Stephen Rayner
University of Manchester
Stephen M Rayner Stephen has experience as a teacher, senior leader and education adviser, working in and with schools in the West Midlands. He has been a governor of eight schools over a period of more than 30 years. In July 2017, he completed a professional doctorate at the University of Manchester and was appointed to a part-time post as Lecturer in Educational Leadership and Programme Director of the MA Education (Teach First Leadership) programme. The title of Stephen’s doctoral project is Academisation: A dynamic process of systemic change in England. He presented his thesis in Journal Format. Four of the thesis chapters have been published: three in academic journals and the fourth in an edited collection.
This paper examines the debates that accompanied decision-making in a secondary school in England whose governors proposed changing its status from a local-authority school to an academy, as part of a multi-academy trust in partnership with the Church of England Diocese.
The research participants were involved in and affected by the outcome of the proposed change: governors, leaders, teaching staff, support staff, officers of the local authority and the Diocese. Each was interviewed twice during the eighteen-month period of ethnographic study. Additional data were generated by observation of key meetings and documentary analysis. At individual level, the project investigates how actors engage with external change demands and whether they begin to think, act and understand differently. At organisational level, it examines change processes and their effects on practice, revealing how ‘absent presences’ control and influence those processes from a distance.
As an analytical framework, I have adapted a theorisation of change first employed in the context of school workforce reform. My development of that model sets the processes of controlling, mediating, working for and enacting change against the key dimensions of academisation: legal, economic, political, socio-cultural and educational.

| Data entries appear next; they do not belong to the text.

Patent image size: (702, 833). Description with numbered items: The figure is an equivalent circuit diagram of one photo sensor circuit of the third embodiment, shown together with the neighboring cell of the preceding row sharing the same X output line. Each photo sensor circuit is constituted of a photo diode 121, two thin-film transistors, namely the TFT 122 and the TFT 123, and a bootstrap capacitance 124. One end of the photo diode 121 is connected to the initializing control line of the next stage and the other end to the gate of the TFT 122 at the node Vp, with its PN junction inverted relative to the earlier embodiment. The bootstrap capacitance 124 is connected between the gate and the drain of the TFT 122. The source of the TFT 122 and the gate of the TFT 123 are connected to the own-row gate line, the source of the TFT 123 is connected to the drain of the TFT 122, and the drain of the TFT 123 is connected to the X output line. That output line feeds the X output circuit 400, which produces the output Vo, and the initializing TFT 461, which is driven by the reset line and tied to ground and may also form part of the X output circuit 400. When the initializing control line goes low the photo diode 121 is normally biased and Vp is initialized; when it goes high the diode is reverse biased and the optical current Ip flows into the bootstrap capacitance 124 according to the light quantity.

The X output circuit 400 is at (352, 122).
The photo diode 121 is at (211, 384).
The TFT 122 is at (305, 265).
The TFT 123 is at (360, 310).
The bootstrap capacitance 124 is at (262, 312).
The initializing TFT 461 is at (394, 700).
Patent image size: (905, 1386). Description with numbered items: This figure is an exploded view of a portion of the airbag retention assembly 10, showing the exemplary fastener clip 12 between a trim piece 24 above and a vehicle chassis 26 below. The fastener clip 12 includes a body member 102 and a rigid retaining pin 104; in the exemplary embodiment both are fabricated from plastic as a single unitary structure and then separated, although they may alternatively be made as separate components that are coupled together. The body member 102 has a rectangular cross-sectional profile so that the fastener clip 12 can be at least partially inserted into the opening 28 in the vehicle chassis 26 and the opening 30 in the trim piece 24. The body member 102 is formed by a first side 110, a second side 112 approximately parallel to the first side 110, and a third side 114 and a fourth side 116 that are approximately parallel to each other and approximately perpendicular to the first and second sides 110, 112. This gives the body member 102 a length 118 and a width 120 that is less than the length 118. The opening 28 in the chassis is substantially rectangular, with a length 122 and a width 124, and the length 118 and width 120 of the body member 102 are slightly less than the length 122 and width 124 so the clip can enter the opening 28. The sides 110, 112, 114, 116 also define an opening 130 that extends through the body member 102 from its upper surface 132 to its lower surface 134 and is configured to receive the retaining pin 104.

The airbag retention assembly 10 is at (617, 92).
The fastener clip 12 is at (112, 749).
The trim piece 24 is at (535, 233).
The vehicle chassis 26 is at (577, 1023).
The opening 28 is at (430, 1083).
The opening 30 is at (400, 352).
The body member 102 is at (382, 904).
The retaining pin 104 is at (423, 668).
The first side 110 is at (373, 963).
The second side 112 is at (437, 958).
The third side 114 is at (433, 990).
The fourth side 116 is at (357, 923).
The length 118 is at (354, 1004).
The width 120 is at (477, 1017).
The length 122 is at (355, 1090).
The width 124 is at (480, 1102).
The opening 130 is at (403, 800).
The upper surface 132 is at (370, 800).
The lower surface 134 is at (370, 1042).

The paper’s contribution is not only to knowledge about policy enactment, but also to the field of leadership studies. I draw on findings from the empirical investigation to challenge exaggerated notions of the influence that school leaders can have within a ‘self-improving school system’; to problematise the turn to system leadership; and to show that not all school leaders are preoccupied with their prestige or their positioning. For local policy actors, the imperative for survival in a competitive market outweighs their values-based commitment to educational inclusion.
This is not an elite account. Many studies of academies have been written post hoc by policy actors who are advocates for academies or who are concerned that academisation may be destructive. My principal methodological contribution is that the timescale for the ethnographic work was synchronous with the process of change for the school. Data generation began as the academy proposal was announced to the school community and continued until that proposal was dropped in favour of a Statutory Notice for conversion from Voluntary-Controlled to Voluntary-Aided status. It is distinctive for a project based on an open-ended proposal to result in a complete portrayal of a structural change process from start to finish.